When you have a kernel built on a sound basis, you cannot hack it. If you ever wrote a production operating system, you would understand. With virtual memory on main frames you have "keys" for each user and that prevents them from accessing other users or the nucleus (kernel). While you may POSSIBLY be able to attack the application in a particular user's memory, you won't be able to attack another user's nor the kernel. A good kernel will not provide any back doors to other components, unlike Windows gives access to its other products .

todd_dsm
todd_dsm

It's funny what people will leave out of a story; The first viruses were written as academic works in 1966 (predating Unix) by, John von Neumann "Theory of self-reproducing automata": http://cba.mit.edu/events/03.11.ASE/docs/VonNeumann.pdf Which can only mean that you're repeating some bit of rhetoric you overheard.

walks.in2.trees
walks.in2.trees

scammers and hackers love this over-confident mentality. it's what they all have wet-dreams about

ricardoc
ricardoc

I totally agree with you. The protection offered by the need to enter sudo to gain admin rights is no protection if the user keeps typing it every time it is requested (or the password via GUI) without understanding what's happening.
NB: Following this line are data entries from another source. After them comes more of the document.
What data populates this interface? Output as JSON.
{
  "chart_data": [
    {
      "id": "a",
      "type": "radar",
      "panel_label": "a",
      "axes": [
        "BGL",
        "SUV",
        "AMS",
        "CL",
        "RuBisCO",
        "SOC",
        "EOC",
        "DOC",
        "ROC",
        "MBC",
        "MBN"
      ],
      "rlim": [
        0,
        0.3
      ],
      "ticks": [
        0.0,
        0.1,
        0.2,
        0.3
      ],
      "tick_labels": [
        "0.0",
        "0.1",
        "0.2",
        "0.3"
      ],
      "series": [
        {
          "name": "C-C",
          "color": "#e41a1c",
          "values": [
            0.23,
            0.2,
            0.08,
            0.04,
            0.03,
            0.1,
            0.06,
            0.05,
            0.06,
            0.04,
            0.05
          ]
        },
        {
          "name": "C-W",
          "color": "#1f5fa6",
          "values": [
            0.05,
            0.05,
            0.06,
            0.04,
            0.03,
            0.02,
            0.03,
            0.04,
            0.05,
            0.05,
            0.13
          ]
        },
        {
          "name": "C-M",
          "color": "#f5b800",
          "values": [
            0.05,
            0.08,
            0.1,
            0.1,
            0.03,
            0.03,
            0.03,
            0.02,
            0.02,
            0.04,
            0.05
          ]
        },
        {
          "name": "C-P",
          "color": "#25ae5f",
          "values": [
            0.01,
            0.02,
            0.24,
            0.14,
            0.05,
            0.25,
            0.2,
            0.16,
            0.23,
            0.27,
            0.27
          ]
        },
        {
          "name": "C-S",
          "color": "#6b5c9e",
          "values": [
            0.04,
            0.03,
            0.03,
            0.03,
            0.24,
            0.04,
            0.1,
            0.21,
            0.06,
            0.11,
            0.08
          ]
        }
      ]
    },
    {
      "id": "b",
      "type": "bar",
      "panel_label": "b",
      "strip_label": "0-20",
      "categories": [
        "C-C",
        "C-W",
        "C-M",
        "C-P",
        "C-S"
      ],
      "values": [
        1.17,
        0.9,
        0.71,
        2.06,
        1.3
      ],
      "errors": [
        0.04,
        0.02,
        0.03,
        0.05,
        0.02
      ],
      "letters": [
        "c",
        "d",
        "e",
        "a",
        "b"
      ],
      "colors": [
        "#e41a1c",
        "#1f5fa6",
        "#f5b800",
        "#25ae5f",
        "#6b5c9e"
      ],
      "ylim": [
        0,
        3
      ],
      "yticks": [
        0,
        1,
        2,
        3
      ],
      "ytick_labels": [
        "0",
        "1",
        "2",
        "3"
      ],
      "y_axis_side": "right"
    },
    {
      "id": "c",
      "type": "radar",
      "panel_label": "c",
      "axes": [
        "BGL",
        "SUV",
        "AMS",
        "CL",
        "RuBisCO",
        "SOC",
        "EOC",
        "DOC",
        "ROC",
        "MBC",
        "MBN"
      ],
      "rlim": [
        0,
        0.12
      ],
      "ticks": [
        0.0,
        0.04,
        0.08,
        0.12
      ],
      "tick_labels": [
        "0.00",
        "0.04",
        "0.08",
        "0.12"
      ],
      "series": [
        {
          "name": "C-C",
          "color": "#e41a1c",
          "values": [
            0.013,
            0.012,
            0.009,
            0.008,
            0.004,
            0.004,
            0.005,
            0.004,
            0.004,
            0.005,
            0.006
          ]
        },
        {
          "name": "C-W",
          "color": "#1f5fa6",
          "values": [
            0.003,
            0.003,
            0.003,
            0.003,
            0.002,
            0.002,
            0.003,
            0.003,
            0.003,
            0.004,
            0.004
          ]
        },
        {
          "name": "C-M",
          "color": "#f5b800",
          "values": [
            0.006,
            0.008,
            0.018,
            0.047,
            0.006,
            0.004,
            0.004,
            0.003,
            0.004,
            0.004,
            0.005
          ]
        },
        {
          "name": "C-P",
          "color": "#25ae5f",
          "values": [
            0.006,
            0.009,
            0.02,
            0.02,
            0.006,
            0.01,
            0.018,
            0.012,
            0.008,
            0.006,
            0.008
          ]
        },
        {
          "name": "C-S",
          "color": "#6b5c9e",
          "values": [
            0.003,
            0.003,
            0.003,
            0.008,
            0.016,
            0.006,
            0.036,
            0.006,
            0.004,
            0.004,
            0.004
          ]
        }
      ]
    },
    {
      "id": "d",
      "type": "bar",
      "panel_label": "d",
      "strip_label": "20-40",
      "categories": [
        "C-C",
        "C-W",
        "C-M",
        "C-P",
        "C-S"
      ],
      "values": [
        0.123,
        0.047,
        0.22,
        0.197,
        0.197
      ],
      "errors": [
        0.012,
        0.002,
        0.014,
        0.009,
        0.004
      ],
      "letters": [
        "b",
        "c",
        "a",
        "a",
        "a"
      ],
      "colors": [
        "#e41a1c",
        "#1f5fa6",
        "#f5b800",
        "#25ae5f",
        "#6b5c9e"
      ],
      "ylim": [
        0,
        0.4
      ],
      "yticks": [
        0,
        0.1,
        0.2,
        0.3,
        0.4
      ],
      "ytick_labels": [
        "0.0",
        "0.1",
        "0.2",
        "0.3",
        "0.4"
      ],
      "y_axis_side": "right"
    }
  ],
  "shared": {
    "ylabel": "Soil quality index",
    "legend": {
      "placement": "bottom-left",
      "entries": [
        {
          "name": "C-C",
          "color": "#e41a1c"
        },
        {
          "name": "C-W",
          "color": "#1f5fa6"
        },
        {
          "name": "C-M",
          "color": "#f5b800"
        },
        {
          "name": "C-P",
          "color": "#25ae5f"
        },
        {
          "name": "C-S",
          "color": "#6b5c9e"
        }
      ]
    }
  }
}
As I teach in my training to users: the IT department with their AV, UTM and firewalls won't do much for you if you keep inviting the bad guys in. Users are the guardians of their system, period. You need to learn to use a computer safely and keep updating your skills. The problem with computers today is that most users and specially business users have their priorities for attention and learning on the job they are supposed to complete; many see the PC and all its issues as a burden they don't want to go through. They just wan to "use" the computer without getting a "master degree" in its use. This is the most common complain among my company's users: "I don't want to be a computer expert; I wan to do my job".